Saudi women’s rights activist fights on, but faces a long road home

Prepares for a road trip across the US to advocate women's rights back home

Saudi activist Manal al-Sharif arrives to be honored at the Time 100 Gala in New York, April 24, 2012. PHOTO: REUTERS

NEW YORK:
Manal al-Sharif, who led the fight to get women legally behind the wheel in Saudi Arabia when they were banned from driving, is preparing for a road trip, this time across the United States.

She will stop in Los Angeles, Phoenix, Birmingham, Alabama, and nine other US cities, trying to garner media attention around the torture of women activists who remain in her home country, she said.

Al-Sharif planned to finish the trip on her 40th birthday at the Saudi Embassy in Washington, DC, on April 25.

There, she said she hopes to meet with Princess Reema bint Bandar bin Sultan, Saudi Arabia’s first female ambassador to the United States, al-Sharif told the Thomson Reuters Foundation in an interview on Wednesday.

“I’m going to go and ask her about my fellow female activists in jail today.”

Khashoggi family denies settlement with Saudis

Before her journey across the United States began, she was scheduled to speak about the state of women’s rights in Saudi Arabia at the 10th Women in the World Summit in New York on Wednesday evening.

The three-day gathering of activists and leaders includes Oprah Winfrey, Anna Wintour and Stacey Abrams.

When a 2011 YouTube video of al-Sharif driving went viral, the information security specialist was arrested and imprisoned for over a week.

After being shunned by much of her community and losing her job when she decided to travel to Norway in 2012 to receive a human rights award, al-Sharif left the country and eventually settled in Sydney, Australia.

There, she campaigns for Saudi women’s rights from afar, where she said she feels safer to raise her voice.

“Oh my God, people are scared in Saudi Arabia,” she said.

Saudi Crown Prince Mohammed bin Salman announced in 2017 that women would soon be able to drive in Saudi Arabia, and al-Sharif planned to return home to drive cross country, calling fellow activists to join her.

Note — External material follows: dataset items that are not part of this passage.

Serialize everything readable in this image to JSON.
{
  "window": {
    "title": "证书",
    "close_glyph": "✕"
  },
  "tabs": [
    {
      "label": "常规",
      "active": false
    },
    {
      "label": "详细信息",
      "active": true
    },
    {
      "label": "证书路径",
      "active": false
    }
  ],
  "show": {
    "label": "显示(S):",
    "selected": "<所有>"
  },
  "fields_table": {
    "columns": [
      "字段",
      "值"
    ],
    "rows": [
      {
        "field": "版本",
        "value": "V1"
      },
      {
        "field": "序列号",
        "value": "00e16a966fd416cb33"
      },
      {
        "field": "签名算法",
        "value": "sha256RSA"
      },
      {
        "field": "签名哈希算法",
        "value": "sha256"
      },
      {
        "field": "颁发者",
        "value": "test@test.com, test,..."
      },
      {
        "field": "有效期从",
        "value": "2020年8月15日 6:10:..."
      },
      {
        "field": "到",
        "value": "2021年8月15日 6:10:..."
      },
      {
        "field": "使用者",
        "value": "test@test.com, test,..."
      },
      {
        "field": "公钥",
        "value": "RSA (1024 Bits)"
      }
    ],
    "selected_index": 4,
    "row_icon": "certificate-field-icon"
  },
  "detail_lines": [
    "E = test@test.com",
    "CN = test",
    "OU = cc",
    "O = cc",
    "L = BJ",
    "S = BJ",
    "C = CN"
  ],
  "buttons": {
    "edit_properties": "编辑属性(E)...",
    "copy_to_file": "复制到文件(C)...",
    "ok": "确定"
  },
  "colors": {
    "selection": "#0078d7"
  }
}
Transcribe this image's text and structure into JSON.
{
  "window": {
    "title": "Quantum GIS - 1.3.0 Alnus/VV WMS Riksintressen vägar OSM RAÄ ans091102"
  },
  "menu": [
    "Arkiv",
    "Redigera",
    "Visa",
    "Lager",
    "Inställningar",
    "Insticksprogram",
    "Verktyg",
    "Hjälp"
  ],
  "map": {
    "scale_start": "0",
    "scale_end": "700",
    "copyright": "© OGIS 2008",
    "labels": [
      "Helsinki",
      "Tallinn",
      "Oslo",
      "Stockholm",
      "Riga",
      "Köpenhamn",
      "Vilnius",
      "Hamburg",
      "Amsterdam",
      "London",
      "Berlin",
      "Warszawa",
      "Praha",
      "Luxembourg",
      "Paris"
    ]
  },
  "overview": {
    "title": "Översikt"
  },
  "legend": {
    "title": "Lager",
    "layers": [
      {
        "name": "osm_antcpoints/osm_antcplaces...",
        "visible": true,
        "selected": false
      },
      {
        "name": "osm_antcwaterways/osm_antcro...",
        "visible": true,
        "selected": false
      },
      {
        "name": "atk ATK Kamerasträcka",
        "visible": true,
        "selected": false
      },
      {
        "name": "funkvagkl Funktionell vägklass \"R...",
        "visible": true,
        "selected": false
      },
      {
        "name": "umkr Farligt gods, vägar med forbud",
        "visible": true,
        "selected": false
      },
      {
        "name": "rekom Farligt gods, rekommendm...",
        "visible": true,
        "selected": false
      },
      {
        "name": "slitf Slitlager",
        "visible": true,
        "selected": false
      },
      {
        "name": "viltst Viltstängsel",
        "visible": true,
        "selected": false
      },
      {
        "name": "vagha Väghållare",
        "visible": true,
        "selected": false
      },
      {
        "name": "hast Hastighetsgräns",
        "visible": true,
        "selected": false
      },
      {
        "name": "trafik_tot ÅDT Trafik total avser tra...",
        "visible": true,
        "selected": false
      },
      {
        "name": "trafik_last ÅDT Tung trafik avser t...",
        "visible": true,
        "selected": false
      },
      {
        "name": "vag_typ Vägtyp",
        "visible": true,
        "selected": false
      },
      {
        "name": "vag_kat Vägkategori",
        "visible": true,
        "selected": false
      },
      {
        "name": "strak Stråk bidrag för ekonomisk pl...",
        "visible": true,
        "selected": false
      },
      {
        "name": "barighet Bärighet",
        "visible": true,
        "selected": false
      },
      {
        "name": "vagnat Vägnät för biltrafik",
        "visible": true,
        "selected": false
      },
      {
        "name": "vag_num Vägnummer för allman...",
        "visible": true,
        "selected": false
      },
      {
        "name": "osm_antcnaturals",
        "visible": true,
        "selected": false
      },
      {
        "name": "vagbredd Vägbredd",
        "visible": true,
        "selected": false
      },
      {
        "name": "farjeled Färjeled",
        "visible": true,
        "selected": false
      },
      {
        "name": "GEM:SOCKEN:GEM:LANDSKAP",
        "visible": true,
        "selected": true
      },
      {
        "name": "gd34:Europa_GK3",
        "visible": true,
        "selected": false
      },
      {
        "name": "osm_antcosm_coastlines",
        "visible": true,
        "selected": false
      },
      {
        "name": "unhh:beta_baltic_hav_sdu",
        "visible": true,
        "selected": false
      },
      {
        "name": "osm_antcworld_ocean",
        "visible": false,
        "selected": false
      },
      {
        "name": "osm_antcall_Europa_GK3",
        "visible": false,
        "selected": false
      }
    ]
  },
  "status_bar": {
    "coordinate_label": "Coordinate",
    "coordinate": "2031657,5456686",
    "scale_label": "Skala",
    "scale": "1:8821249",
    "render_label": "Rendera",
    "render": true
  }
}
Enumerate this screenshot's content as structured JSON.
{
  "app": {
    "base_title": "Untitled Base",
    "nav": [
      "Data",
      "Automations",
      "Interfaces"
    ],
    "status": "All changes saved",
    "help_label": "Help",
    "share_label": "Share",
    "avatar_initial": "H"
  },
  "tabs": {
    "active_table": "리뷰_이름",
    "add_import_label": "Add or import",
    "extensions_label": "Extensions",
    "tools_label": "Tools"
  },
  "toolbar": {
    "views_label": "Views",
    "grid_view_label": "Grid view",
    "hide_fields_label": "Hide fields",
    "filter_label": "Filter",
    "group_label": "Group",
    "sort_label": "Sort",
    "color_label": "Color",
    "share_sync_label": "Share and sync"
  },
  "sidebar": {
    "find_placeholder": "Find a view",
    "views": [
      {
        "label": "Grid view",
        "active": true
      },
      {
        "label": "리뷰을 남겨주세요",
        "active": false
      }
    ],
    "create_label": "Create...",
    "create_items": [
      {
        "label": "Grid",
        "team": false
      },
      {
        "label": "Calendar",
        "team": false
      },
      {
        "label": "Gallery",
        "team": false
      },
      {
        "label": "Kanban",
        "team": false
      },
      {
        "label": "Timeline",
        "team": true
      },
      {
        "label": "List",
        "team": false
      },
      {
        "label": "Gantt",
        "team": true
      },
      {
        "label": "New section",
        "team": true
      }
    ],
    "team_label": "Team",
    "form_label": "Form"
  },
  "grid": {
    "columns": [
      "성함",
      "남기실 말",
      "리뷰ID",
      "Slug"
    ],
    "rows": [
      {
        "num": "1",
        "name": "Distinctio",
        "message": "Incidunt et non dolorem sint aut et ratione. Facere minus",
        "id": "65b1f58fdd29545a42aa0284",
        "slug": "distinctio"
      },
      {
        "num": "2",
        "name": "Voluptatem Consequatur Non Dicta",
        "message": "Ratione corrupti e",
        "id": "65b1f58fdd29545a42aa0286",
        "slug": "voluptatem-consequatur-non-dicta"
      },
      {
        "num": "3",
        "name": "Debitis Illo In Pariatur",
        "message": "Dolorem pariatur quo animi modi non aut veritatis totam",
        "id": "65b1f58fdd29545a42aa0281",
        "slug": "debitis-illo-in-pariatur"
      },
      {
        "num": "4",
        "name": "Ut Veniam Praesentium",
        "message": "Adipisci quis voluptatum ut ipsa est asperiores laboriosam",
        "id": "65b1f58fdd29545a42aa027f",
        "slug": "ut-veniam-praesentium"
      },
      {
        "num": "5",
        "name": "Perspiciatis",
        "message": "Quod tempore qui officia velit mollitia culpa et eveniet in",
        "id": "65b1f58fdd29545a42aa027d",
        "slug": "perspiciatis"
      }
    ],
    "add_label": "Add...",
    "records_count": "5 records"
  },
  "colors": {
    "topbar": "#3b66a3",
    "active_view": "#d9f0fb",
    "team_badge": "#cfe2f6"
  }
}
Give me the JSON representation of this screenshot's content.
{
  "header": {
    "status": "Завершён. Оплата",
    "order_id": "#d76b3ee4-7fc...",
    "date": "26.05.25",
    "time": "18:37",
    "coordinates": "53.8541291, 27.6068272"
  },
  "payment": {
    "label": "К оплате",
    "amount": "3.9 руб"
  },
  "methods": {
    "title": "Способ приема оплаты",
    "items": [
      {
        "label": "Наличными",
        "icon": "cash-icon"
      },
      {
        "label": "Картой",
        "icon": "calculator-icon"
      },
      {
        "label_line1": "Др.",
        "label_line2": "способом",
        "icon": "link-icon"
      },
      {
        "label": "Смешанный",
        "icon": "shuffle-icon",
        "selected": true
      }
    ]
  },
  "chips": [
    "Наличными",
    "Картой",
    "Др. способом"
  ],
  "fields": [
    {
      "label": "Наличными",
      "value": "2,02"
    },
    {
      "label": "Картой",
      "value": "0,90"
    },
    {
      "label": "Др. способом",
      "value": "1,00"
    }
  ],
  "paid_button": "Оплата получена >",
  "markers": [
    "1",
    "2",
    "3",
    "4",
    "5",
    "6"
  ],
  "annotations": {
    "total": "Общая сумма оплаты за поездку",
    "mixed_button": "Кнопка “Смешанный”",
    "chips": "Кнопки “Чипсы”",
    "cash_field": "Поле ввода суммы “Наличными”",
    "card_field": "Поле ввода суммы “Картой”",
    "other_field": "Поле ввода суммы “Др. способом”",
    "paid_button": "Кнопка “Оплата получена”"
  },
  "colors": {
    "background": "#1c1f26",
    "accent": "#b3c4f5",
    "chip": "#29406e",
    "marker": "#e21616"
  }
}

Then, in May 2018, a number of women’s rights activists were arrested and jailed just weeks before the ban on women driving was set to end.

She canceled her trip home, believing she too would be arrested.

Some of the women who are now on trial had also campaigned for an end to the kingdom’s male guardianship system in which women require a man’s written permission to work, travel or attend school.


Al-Sharif watched from Sydney as her fellow activists were called traitors and accused of treason even as the driving ban was lifted.

Three women were temporarily released at the end of March and said they had been tortured and sexually assaulted in detention, which authorities denied.

Al-Sharif has spoken to some of the activists’ families, but said the women themselves are not allowed to speak on the phone while their trial proceeds.

Even Saudi friends who support the women’s movement will no longer talk to her about it, she said.

“Everyone has been shut up inside the kingdom. The only hope is us outside.”

Attempts to reach the Saudi Embassy in Washington were unsuccessful.

But being outside the country does not mean living without fear, al-Sharif said.

“What happened with the Jamal Khashoggi assassination - it was very clear that this apparent government is brutal with shutting up any critiques,” she said, referring to the dissident writer killed in a Saudi consulate in Turkey in October.

US intelligence agencies believe Crown Prince Mohammed ordered an operation to kill Khashoggi, a critic and Washington Post columnist, and say his body was dismembered and removed to a location still publicly unknown. Riyadh denies the prince had any involvement in the murder.

Three Pakistani children return home after release from Saudi jail

Al-Sharif has faced prison time, been scrutinised in the press and at her mosque, received death threats and lost her job and her home.

Perhaps most painfully, she has been separated from her older son from her first marriage.

He is 13 now, and she has not seen him for more than a year.

“Since he was a child, he was disagreeing that women can’t drive, saying ‘Mommy why do you have to wear the abaya when we leave the compound?’” al-Sharif said, speaking of the loose, head-to-toe covering worn by some Muslim women.

“I’m thankful that he always had these questions.”

She said she to focuses on the gains rather than losses when considering the personal sacrifices she has made.

“I’ve gained my freedom, and I’ve gained my voice.”